If we use NVL(exp1,exp2) function, then if exp1 is not null, then the value of exp1 will be returned; else the value of exp2 will be returned. But, exp2 must be of the same data type of exp1.

Similarly, if we use NVL2(exp1, exp2, exp3) function, then if exp1 is not null, exp2 will be returned, else the value of exp3 will be returned.

Explain what should be done with suspected or missing data?

  • Prepare a validation report that gives information of all suspected data. It should give information like validation criteria that it failed and the date and time of occurrence
  • Experience personnel should examine the suspicious data to determine their acceptability
  • Invalid data should be assigned and replaced with a validation code
  • To work on missing data use the best analysis strategy like deletion method, single imputation methods, model based methods, etc.

Define “Time Series Analysis”.

Series analysis can usually be performed in two domains – time domain and frequency domain.
Time series analysis is the method where the output forecast of a process is done by analyzing the data collected in the past using techniques like exponential smoothening, log-linear regression method, etc.

What Two Steps Are Performed During the Data Validation Process?

You should easily be able to demonstrate to your interviewer that you know and understand these steps, so be prepared for this question if you are asked. Be sure to not only answer with the two different steps—data validation and data verification—but also how they are performed.
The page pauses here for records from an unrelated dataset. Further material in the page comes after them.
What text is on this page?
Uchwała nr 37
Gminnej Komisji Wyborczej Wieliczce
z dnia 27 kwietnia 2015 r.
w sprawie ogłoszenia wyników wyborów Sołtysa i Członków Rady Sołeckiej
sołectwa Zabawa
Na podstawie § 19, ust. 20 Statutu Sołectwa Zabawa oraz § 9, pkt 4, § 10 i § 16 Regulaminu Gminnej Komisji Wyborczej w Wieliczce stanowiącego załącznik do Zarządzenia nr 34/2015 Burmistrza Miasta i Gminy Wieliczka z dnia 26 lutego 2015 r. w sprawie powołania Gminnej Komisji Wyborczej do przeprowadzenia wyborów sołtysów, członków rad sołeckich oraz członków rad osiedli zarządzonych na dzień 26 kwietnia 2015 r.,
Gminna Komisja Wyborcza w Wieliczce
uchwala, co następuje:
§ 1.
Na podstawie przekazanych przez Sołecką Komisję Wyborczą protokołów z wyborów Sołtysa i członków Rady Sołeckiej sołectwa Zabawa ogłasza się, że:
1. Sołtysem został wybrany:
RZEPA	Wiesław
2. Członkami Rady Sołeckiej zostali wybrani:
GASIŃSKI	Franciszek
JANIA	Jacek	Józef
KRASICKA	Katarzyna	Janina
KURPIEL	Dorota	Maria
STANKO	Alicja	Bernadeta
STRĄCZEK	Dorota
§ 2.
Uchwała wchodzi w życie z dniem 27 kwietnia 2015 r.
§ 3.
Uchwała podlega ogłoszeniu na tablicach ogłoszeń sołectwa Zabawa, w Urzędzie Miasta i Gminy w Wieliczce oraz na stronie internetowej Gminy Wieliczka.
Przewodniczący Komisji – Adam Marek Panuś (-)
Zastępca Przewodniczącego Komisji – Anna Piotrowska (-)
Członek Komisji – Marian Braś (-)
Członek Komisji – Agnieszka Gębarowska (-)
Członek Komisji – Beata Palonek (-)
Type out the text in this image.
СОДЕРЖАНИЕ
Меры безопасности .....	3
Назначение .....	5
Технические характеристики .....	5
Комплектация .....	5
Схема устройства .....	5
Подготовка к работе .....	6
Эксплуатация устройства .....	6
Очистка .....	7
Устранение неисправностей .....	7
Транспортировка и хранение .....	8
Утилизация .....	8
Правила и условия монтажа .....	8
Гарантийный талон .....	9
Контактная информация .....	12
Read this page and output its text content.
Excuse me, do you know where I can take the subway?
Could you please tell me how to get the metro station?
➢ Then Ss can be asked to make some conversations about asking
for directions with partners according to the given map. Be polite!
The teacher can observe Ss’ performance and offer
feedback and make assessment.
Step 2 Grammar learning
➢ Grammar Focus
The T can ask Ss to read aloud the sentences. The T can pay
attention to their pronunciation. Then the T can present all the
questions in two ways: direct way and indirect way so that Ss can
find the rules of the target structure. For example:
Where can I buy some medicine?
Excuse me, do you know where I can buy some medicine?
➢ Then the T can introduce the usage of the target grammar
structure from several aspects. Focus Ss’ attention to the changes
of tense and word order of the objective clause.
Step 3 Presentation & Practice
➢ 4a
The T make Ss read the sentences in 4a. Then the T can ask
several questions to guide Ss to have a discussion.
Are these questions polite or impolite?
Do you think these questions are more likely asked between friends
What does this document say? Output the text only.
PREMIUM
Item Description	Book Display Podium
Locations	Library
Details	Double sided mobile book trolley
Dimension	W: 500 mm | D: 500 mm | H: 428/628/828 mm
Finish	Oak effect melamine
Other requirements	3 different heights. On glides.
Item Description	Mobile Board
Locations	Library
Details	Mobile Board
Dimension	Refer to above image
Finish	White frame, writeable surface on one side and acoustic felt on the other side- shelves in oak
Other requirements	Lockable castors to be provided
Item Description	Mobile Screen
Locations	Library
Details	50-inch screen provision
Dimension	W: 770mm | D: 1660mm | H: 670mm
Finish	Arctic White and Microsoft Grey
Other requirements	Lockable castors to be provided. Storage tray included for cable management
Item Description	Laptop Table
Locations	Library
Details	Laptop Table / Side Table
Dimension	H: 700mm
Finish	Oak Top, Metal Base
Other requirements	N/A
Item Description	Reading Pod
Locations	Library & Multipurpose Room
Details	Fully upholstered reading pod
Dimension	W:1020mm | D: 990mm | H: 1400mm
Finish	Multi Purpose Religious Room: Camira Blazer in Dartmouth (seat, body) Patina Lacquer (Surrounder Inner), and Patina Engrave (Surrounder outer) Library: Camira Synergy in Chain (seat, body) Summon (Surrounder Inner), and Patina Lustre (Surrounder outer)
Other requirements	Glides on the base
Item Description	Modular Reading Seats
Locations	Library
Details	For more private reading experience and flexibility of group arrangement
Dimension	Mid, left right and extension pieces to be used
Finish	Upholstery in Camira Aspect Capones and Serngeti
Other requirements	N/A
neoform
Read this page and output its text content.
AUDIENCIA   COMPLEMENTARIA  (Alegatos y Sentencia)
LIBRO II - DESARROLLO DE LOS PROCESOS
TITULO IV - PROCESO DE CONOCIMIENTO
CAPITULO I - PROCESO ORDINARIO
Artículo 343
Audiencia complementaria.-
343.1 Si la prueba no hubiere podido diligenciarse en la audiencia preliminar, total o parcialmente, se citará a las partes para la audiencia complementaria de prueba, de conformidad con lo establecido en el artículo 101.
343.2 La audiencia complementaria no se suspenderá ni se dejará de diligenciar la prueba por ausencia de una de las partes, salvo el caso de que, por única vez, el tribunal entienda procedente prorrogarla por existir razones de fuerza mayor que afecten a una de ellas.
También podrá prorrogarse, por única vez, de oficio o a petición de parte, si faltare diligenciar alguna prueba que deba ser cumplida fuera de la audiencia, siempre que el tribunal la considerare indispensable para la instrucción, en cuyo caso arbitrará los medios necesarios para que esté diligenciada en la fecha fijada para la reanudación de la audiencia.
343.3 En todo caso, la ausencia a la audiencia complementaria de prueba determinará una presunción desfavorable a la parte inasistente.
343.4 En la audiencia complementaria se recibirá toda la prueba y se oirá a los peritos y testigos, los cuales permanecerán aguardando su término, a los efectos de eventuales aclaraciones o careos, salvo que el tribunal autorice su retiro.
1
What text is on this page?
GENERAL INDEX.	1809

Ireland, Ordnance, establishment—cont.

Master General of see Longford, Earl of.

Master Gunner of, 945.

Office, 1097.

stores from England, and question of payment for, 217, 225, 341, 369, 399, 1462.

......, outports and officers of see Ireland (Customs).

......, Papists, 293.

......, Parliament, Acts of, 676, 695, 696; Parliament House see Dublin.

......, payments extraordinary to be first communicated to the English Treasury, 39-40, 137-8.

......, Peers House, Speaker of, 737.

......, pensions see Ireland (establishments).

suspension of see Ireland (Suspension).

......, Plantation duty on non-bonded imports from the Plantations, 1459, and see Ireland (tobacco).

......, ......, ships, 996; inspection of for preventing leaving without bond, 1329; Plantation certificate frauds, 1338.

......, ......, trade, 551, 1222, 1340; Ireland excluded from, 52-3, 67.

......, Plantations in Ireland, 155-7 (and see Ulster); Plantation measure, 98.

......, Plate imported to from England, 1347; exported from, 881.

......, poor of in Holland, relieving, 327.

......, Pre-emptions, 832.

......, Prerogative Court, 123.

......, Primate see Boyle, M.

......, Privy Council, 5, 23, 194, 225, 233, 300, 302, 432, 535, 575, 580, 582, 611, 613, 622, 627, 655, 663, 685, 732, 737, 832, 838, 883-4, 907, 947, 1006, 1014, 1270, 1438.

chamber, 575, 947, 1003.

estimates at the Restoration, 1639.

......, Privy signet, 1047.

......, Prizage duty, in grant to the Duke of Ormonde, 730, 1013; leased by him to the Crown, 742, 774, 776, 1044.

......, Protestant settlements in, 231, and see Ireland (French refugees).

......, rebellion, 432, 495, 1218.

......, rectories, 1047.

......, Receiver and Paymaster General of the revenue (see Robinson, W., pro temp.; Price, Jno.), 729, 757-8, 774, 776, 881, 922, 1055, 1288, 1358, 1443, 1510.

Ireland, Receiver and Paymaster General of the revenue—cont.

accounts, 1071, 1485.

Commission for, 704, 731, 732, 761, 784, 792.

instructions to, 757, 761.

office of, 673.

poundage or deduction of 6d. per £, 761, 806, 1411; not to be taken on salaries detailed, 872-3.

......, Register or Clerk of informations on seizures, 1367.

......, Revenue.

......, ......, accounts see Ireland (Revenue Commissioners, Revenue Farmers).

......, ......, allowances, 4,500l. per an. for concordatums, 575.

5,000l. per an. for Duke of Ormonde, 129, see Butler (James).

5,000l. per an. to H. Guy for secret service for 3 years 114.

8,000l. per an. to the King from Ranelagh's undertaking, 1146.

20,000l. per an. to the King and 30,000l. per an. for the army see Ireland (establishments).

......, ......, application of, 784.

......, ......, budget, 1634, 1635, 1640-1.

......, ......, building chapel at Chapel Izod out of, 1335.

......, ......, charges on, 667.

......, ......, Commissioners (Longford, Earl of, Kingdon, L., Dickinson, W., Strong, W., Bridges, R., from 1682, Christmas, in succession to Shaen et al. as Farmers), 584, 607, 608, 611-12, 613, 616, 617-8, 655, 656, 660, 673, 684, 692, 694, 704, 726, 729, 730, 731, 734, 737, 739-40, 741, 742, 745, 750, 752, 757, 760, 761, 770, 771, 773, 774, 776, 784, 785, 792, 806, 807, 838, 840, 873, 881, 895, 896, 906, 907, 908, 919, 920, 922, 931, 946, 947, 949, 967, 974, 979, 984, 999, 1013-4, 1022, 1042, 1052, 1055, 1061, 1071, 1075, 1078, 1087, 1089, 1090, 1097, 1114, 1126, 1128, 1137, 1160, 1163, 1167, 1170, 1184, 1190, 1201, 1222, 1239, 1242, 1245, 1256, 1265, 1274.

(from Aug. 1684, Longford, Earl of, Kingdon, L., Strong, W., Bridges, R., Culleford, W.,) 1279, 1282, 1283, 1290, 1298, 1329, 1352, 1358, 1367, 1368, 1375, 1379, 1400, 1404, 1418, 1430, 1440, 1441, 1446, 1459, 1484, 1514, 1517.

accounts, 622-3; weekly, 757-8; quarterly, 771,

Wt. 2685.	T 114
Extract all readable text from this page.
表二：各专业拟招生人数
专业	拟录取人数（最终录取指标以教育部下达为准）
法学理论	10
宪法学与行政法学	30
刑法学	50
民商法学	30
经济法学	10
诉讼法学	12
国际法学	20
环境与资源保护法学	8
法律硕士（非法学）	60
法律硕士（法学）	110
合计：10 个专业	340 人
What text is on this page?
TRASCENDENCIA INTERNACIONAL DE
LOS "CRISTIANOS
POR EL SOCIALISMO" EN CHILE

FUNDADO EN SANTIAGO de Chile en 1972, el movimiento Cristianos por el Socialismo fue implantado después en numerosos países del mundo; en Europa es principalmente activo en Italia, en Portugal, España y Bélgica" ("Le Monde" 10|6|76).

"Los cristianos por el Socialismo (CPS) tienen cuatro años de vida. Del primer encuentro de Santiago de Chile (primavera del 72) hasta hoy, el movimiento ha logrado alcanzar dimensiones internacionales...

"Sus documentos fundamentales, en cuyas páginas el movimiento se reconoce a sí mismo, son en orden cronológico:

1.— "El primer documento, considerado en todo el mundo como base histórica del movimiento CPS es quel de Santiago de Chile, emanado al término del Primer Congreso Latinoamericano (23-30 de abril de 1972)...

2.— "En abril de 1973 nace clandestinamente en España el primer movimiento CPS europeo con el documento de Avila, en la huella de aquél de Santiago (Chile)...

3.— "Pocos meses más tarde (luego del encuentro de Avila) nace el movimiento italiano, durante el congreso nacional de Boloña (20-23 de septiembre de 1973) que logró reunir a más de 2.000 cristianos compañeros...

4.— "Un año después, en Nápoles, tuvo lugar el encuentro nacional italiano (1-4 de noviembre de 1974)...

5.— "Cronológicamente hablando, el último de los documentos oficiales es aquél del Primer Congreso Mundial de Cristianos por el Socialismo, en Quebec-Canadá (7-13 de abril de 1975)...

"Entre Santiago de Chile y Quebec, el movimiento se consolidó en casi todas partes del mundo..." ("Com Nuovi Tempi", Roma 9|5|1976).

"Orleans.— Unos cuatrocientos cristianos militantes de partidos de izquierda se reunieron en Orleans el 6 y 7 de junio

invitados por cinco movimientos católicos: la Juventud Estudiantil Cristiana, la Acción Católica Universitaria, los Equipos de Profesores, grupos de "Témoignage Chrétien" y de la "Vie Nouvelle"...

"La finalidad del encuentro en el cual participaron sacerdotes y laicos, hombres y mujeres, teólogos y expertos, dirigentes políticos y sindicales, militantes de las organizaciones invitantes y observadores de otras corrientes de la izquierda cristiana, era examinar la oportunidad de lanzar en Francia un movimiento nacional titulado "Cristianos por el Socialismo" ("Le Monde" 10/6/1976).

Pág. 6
Which area would you prefer to work in and why?

There are many different types of data analyst, including operations analysts, marketing analystsfinancial analysts, and more. Explain which type you prefer. Be specific in your answer to indicate to the interviewer that you’ve done your research.

You might answer something like this:

“I would prefer to work as a marketing analyst because it’s in line with my skills and interests. In addition, I have seen that the companies who hire for this role work in industries that are booming and can therefore provide good career growth.

A car travels a distance of 60 miles at an average speed of 30 miles per hour. How fast does the car need to travel on the way back (taking the same road) in order to average 40 miles per hour over the course of the entire trip?

You need to build the following equation:

The total distance that needs to be traveled both ways is 120 miles. The average speed that we need to obtain is 40 miles; therefore, the car must travel for 3 hours in order to achieve that:

120 miles/40 miles per hour = 3 hours

The car has already traveled for two hours:

60 miles/30 miles per hour = 2 hours

So, on the way back it needs to travel only 1 hour. The distance is 60 miles. Hence the car needs to travel at 60 miles per hour.

What are different types of Hypothesis Testing?

The different types of hypothesis testing are as follows:

  • T-test: T-test is used when the standard deviation is unknown and the sample size is comparatively small.
  • Chi-Square Test for Independence: These tests are used to find out the significance of the association between categorical variables in the population sample.
  • Analysis of Variance (ANOVA): This kind of hypothesis testing is used to analyze differences between the means in various groups. This test is often used similarly to a T-test but, is used for more than two groups.
  • Welch’s T-test: This test is used to find out the test for equality of means between two population samples.

What are the data validation methods used in data analytics?

The various types of data validation methods used are:

  • Field Level Validation – validation is done in each field as the user enters the data to avoid errors caused by human interaction.
  • Form Level Validation – In this method, validation is done once the user completes the form before a save of the information is needed.
  • Data Saving Validation – This type of validation is performed during the saving process of the actual file or database record. This is usually done when there are multiple data entry forms.
  • Search Criteria Validation – This type of validation is relevant to the user to match what the user is looking for to a certain degree. It is to ensure that the results are actually returned.